Quantifying the C/O Ratio in the Planet-forming Environments around Very Low Mass stars

TL;DR

This study uses chemical models to explore how the carbon-to-oxygen ratio influences volatile abundances in disks around very low mass stars, explaining observed hydrocarbon-rich inner regions.

Contribution

It quantifies the impact of varying C/O ratios on molecular abundances in disks around VLMSs, linking chemical composition to observed hydrocarbon richness.

Findings

Hydrocarbon molecules increase with higher C/O ratios.

Oxygen depletion enhances hydrocarbon abundance significantly.

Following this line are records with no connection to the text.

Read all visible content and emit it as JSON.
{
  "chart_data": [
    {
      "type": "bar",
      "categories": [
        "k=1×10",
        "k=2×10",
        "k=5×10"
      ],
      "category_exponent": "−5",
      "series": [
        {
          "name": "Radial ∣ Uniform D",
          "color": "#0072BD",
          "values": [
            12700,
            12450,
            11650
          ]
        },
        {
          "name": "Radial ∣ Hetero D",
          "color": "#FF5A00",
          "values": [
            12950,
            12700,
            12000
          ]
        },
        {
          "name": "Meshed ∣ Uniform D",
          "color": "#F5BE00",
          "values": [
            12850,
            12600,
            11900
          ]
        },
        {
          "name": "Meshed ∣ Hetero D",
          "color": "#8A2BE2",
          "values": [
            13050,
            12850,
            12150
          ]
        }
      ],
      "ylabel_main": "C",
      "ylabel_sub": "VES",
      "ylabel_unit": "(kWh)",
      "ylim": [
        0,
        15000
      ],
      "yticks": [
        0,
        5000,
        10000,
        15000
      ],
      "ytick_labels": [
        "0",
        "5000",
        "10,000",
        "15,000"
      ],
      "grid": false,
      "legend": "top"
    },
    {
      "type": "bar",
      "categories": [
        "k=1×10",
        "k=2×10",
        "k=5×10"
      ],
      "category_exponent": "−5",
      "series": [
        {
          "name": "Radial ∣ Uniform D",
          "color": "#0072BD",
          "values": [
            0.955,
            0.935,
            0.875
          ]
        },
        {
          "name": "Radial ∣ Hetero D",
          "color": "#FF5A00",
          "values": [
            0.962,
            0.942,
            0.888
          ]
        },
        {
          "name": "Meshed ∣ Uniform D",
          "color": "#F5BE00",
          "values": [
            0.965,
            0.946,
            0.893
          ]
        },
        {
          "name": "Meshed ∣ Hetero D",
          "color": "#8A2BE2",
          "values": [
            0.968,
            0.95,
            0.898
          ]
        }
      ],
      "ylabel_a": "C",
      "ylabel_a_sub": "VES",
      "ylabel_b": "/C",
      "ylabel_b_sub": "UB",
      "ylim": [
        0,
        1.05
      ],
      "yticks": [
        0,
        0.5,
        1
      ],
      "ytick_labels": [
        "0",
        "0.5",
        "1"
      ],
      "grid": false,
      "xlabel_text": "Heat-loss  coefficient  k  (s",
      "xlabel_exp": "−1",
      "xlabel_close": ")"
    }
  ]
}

Observed molecular ratios can be explained by elevated C/O ratios.

Abstract

The material in planet-forming disks determines the composition of planets; hence, it is crucial to understand the physical and chemical processes that set the abundance and distribution of key volatiles. James Webb Space Telescope observations of disks around very low mass ($\sim0.1~\rm{M}_\odot$) stars (VLMSs) have revealed their hydrocarbon-rich inner regions (e.g., \ce{C2H2}), with column densities significantly higher than predicted. We employ chemical kinetics models using the physical structure of the inner disk around an M~dwarf star with an X-ray luminosity of $L_\mathrm{X}\sim10^{29}~\mathrm{erg~s^{-1}}$. We adopt initial abundances that mimic the effects of carbon enhancement and oxygen depletion (C/O from 0.44 to 87.47) and quantify how the abundances and distributions of key volatiles respond. The column density and number of molecules ($\mathcal{N}$) of hydrocarbons and oxygen-bearing species are highly sensitive to the C/O ratio, with the largest increases in hydrocarbons occurring when carbon increases by a factor of 2, and/or oxygen decreases by a factor of 10, relative to solar. In the IR-emitting region ($T_\mathrm{gas}>200~\mathrm{K}$), a range of C/O ratios can reproduce the observed $\mathcal{N}$ and ratios relative to \ce{CO2}. The disk-integrated molecular ratio with respect to \ce{CO2} is highly sensitive to the underlying C/O ratio. However, our results apply only to a source with a single X-ray luminosity value at the middle of that observed for VLMSs; hence, a degeneracy between the stellar $L_\mathrm{X}$ and the C/O ratio cannot be discarded. Nonetheless, our findings support that an enhanced C/O is required to drive the hydrocarbon-rich chemistry observed in the inner disks around VLMSs.